(no title)
danielparks | 1 year ago
I found the operator precedence unnatural, and it looks like a lot of other folks in this thread did too. I would naturally assume `cat:dog` would be equivalent to `(cat):(dog)` rather than `ca(t:d)og`.
danielparks | 1 year ago
I found the operator precedence unnatural, and it looks like a lot of other folks in this thread did too. I would naturally assume `cat:dog` would be equivalent to `(cat):(dog)` rather than `ca(t:d)og`.
bane|1 year ago
> I would naturally assume `cat:dog` would be equivalent to `(cat):(dog)` rather than `ca(t:d)og`
It was confusing to me too until I remembered that we all kind of use regexes sort of wrong. They're "really" supposed to be considered as generators and not matchers.
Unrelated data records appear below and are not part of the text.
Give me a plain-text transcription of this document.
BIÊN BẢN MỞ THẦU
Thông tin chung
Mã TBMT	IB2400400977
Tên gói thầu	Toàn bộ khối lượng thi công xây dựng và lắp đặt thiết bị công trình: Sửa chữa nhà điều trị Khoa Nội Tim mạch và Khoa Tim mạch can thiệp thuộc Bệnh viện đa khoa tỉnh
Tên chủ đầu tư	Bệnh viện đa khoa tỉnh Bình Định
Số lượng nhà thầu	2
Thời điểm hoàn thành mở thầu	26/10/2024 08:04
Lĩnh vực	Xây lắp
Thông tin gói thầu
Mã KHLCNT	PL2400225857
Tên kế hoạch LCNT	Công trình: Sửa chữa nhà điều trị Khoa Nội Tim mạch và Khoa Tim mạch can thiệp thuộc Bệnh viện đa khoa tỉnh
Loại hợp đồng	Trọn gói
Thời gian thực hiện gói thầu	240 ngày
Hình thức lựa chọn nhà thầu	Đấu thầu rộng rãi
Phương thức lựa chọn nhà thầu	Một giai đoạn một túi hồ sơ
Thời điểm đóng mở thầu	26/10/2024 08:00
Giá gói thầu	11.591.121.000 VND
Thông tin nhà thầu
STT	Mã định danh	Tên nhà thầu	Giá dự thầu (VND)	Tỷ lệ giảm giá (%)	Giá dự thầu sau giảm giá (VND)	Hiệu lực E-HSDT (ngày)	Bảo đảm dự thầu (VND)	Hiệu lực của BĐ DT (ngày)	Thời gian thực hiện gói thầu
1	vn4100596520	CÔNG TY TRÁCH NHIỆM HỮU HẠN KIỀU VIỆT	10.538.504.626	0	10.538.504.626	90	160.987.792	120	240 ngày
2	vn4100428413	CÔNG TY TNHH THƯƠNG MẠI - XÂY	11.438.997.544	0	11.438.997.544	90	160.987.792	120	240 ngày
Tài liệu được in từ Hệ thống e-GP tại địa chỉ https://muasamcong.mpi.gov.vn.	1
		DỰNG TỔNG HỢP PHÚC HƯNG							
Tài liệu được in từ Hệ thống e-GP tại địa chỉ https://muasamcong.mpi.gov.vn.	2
So IIR cat|dog as a "regular expression" (not a regex) is supposed to formaly expand to
{catog,cadog}
For matching, this set of strings can then be substring matched against some larger text.
The problem is that almost no regex matching engine actually does this, and so now they'll do all kinds of strange things either to meet our expectations, or for efficiency or something.
If you go and try a bunch of different regex tools you'll get variations that either service (cat)|(dog) or (cat)|(dog)|(ca[td]og) or something else.
So from a more formal conceptualization I think cat:dog should produce ca(t:d)og not (cat):(dog). But our experience with "regex" tools has subverted that formalization and now everybody just puts parens around expressions they want to alternate.
My real minor issue with this proposal, as interesting and well thought out as it is, is that it feels like it's just trying to get back at regular expressions as generators, which they actually are and it's coming from a place on the other side of a few decades of how we've been abusing them as regexes for user expectations. In other words, the problem is the tooling, not the syntax.
source: I've worked adjacent to this space in the past and if you've never thought of regexes as string set generators you can toy with the idea here
https://onlinestringtools.com/generate-string-from-regex
but again, how these generator tools works is also very specific. The ones I used to work with had a variety of ways to specify constraints on closures and such to restrict the generators.
Timwi|1 year ago
In pure theoretical computer science, regular expressions exist as an abstract concept independent from syntax or parsers. They are an “algebra”, which means they are composed of elements connected with operators, but they are not inherently tied to a syntax. In the most fundamental formulation of regular expressions (the one in the Chomsky hierarchy), the only operators are alteration (which modern syntaxes express as “|”), the Kleene star (“*”) and — notably — concatenation, which modern syntaxes simply omit, in a way comparable to how modern mathematics notation omits the multiplication operator when you write “2x”.
In the same way that maths needs rules to define whether “2x²” means “(2x)²” or “2(x²)”, regex syntax needs such rules too. This is called operator precedence. I’m sure you’ve heard that before, but you just might not have realized that the regular expression “ab” has an operator in it because it is typically not written.
Now I’m not going to argue that the operator precedence in maths notation is haphazard or without reason — but it is arbirary. It was arbitrarily chosen to be the most useful to mathematicians using the notation. And it turns out that giving exponentiation higher precedence than (invisible) multiplication (meaning: “2x²” means “2(x²)” rather than “(2x)²”) is more useful.
So coming back to the original example, whether “cat:dog” means “ca(t:d)og” or “(cat):(dog)” is simply a matter of defining the precedence of the “:” operator relative to the concatenation operator. You can argue (and I would agree with you) that one is more useful than the other, and therefore preferable (in the same way that “(cat)|(dog)” is more useful than “ca(t|d)og”), but neither of them is more fundamentally correct or primal or, as you put it, “supposed to formally expand to”.
unknown|1 year ago
[deleted]
c0nstantine|1 year ago
If I shift it behind concatenation there could be another problem. E.g. with non-associative : should be illegal. And I am not sure how to treat this:
cat:dog:mouse
In the current version I inject the epsilon (empty string). It looks natural E.g. to remove every second letter I could run '..:' which is technically '.(.:eps)':
echo 'abcde' | ./trre '..:'
result: 'ace'
actually ':' association could have a meaning as a composition of regular relations; but I found it too complicated for now.
kccqzy|1 year ago
I would not worry about "cat:dog:mouse" because intuitively it is clearly correct and it means replacing cat with mouse. With parentheses it could be written as "((cat:dog):mouse)".
twiss|1 year ago
kazinator|1 year ago
Then there is no syntactic special case. This is just EXPR:EXPR; the special case is that both EXPR are character class syntax, and so the tr-like range mapping applies.